Input and Output Knowledge
Input knowledge required to understand this message includes: familiarity with SGLang's server architecture (TP ranks, scheduler initialization), understanding of NCCL allreduce and custom allreduce implementations, knowledge of GPU memory management (IPC buffers, CUDA graphs, KV cache), and awareness of the PCIe vs NVLink performance characteristics for Blackwell GPUs.
Output knowledge created by this message includes: quantitative confirmation that the custom allreduce adds ~30–40 MB of overhead per GPU at initialization on this hardware; a data point for comparing working vs failing configurations; and evidence supporting the theory that small memory differences at initialization can cascade into OOM failures during KV cache allocation.
The Broader Significance
This message exemplifies a pattern that recurs throughout the entire optimization session: the assistant systematically tests hypotheses, gathers empirical data, and refines its understanding of the system's behavior. The 30 MB overhead of the custom allreduce is, in isolation, a trivial amount. But in a system where the memory margin is razor-thin—where 10 MB separates success from failure—it becomes the decisive factor.
The message also illustrates the challenge of optimizing for PCIe-connected multi-GPU systems. The custom allreduce kernel, designed for NVLink-connected GPUs, adds memory overhead for IPC buffers that provide no benefit on PCIe (where all-to-all communication is bus-contention-bound).
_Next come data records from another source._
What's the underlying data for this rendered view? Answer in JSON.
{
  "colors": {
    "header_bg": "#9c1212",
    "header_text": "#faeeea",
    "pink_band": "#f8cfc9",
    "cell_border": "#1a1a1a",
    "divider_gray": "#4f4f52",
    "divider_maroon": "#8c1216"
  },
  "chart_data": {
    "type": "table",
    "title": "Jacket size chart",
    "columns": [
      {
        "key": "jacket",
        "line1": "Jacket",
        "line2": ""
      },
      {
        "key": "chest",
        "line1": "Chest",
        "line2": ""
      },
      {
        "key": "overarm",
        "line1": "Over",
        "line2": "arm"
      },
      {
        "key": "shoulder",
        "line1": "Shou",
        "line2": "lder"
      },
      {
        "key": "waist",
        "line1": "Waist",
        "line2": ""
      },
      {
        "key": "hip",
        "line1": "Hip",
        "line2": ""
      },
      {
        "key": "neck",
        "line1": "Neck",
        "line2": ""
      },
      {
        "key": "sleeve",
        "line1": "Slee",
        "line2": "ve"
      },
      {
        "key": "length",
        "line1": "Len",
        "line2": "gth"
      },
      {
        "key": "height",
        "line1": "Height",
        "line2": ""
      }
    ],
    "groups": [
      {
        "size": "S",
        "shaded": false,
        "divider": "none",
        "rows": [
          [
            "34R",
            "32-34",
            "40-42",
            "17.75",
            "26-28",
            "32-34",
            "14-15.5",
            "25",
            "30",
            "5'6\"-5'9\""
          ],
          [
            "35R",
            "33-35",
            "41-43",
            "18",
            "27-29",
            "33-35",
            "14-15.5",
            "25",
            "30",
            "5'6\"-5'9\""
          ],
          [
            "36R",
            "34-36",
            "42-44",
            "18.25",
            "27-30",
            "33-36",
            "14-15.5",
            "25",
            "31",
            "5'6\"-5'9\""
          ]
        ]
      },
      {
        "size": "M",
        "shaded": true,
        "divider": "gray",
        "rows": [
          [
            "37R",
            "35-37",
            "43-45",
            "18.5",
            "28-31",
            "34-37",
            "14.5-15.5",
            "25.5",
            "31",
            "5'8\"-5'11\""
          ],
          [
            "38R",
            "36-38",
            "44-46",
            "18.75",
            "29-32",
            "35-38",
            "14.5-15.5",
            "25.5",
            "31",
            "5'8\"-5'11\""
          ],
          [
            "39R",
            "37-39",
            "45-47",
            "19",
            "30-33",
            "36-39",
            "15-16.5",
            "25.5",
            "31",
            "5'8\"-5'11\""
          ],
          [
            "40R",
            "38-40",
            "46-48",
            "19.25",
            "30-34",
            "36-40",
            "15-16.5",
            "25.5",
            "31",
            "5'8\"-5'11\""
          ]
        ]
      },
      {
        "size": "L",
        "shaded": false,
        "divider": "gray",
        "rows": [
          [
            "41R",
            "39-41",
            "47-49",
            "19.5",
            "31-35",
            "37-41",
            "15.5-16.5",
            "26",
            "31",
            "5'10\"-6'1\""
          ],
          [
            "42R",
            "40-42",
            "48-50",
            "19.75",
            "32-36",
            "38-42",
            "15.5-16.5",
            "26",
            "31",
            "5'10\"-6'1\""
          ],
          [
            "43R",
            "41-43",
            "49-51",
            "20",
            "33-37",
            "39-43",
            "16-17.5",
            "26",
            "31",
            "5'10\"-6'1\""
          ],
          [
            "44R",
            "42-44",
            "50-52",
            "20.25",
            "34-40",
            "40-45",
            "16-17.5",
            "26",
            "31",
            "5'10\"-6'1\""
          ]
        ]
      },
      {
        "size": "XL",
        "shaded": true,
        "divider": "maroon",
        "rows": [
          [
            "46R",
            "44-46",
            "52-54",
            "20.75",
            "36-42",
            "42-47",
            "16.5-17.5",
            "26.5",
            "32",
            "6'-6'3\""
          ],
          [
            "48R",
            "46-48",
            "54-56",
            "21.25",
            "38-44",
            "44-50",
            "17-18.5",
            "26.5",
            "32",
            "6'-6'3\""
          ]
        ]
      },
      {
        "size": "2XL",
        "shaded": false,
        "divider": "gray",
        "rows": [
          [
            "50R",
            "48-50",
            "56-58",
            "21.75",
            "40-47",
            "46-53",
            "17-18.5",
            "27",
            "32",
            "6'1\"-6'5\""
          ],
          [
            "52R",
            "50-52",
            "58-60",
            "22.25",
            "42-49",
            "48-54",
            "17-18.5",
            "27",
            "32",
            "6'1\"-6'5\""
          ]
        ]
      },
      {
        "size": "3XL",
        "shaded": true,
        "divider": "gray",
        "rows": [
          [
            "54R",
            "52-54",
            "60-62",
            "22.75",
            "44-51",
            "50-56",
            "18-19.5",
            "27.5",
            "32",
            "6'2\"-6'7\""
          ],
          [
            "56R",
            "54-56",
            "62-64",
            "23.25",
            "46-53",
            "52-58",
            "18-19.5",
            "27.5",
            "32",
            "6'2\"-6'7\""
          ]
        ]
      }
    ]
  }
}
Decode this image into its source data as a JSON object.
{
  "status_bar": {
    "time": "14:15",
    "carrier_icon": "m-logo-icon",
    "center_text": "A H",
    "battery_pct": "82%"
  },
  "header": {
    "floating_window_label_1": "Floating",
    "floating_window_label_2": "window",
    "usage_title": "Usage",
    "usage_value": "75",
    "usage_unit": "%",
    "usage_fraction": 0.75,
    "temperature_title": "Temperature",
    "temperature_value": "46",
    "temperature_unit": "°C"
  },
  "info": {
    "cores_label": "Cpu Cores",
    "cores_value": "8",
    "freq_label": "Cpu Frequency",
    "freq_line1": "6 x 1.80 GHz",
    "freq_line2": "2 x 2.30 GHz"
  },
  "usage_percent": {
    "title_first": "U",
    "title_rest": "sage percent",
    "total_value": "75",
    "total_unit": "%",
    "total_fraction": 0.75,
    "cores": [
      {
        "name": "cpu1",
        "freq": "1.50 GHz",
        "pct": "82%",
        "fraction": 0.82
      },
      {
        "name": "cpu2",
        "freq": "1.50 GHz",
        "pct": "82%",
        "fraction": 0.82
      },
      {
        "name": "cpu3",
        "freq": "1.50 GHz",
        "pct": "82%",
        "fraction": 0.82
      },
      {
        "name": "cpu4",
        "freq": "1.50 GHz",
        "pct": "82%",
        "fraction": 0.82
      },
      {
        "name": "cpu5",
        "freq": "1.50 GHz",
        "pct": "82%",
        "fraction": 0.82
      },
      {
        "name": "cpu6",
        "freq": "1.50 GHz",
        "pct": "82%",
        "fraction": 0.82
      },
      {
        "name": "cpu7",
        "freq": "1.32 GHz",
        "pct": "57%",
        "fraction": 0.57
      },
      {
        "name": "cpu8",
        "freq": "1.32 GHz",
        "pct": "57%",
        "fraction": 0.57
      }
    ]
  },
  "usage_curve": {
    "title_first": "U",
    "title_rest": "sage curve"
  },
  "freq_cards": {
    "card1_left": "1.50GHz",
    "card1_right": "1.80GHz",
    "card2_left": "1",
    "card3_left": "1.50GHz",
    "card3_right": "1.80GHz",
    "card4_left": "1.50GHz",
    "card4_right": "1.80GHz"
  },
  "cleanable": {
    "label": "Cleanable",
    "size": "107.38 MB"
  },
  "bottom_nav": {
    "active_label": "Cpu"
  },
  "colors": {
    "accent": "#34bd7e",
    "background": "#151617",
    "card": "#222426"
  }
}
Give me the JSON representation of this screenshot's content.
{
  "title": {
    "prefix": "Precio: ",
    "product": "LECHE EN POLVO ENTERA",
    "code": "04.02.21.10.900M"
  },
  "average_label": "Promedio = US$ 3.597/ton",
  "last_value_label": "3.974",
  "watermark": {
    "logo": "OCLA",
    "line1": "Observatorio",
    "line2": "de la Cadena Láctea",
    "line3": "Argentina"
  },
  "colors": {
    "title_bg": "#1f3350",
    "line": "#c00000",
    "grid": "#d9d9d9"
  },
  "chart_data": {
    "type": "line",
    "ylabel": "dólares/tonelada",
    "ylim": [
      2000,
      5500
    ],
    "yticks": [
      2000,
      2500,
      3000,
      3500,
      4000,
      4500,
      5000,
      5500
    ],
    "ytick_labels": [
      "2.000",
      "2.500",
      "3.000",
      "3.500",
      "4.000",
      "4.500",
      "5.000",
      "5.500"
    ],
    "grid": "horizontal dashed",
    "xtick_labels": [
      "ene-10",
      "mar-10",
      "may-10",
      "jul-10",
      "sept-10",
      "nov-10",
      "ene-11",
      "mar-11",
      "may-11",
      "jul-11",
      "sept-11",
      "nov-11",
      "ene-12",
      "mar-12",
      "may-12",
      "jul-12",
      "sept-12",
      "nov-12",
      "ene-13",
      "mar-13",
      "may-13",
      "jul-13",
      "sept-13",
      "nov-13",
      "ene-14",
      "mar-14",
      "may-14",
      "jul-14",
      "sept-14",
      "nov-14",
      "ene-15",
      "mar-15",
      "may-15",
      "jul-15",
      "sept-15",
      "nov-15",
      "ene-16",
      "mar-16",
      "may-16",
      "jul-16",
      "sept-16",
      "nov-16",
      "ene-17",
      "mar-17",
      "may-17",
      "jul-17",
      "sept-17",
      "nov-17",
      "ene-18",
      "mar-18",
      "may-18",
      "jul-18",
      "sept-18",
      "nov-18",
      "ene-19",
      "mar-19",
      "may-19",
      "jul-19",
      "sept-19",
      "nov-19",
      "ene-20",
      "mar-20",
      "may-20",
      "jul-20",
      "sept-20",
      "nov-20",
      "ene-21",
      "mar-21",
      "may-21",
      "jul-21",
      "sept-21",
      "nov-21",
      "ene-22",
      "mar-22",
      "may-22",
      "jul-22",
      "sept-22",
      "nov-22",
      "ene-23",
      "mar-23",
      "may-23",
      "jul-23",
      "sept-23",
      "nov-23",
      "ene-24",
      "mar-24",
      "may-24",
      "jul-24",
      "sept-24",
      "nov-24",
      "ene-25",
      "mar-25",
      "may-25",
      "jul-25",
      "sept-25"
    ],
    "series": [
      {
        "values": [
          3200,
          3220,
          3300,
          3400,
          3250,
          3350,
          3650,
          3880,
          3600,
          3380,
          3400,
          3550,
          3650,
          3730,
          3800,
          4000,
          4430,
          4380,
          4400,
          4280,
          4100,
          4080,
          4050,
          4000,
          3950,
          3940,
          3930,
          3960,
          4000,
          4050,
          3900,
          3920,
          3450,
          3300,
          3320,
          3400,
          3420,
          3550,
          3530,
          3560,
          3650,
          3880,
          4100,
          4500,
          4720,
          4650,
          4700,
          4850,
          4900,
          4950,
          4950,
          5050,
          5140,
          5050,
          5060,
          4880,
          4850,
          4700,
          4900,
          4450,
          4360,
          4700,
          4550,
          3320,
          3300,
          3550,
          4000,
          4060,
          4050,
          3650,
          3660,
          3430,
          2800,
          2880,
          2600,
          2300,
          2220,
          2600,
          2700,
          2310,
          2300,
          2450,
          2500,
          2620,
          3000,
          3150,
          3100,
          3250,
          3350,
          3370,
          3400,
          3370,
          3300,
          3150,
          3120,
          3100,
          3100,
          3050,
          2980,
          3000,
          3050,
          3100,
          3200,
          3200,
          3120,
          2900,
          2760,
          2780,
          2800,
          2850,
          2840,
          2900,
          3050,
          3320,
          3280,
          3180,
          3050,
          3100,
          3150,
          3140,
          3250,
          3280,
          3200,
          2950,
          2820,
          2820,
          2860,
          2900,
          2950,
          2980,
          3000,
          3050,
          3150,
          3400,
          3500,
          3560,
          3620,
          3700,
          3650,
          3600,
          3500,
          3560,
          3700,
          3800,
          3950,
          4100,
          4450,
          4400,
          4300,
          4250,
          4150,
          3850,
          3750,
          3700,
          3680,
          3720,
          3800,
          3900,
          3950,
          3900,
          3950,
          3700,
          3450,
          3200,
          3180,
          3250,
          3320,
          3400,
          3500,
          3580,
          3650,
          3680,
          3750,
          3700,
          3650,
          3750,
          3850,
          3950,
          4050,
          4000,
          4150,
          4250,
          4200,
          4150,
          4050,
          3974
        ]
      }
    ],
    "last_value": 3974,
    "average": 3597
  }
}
The assistant is learning, through painful empirical testing, that PCIe Blackwell systems require fundamentally different optimization strategies than their NVLink counterparts.
Ultimately, message 5157 is a snapshot of a debugging session at a turning point. The assistant has exhausted the custom allreduce approach and is gathering the final evidence to confirm its infeasibility. The next step—upgrading CUDA to version 13 to unlock Blackwell-native optimizations—represents a major infrastructure change that the assistant will pursue only after conclusively ruling out the simpler alternatives. This single grep command, in its modesty, embodies the scientific method applied to ML infrastructure: measure, compare, conclude, and only then pivot.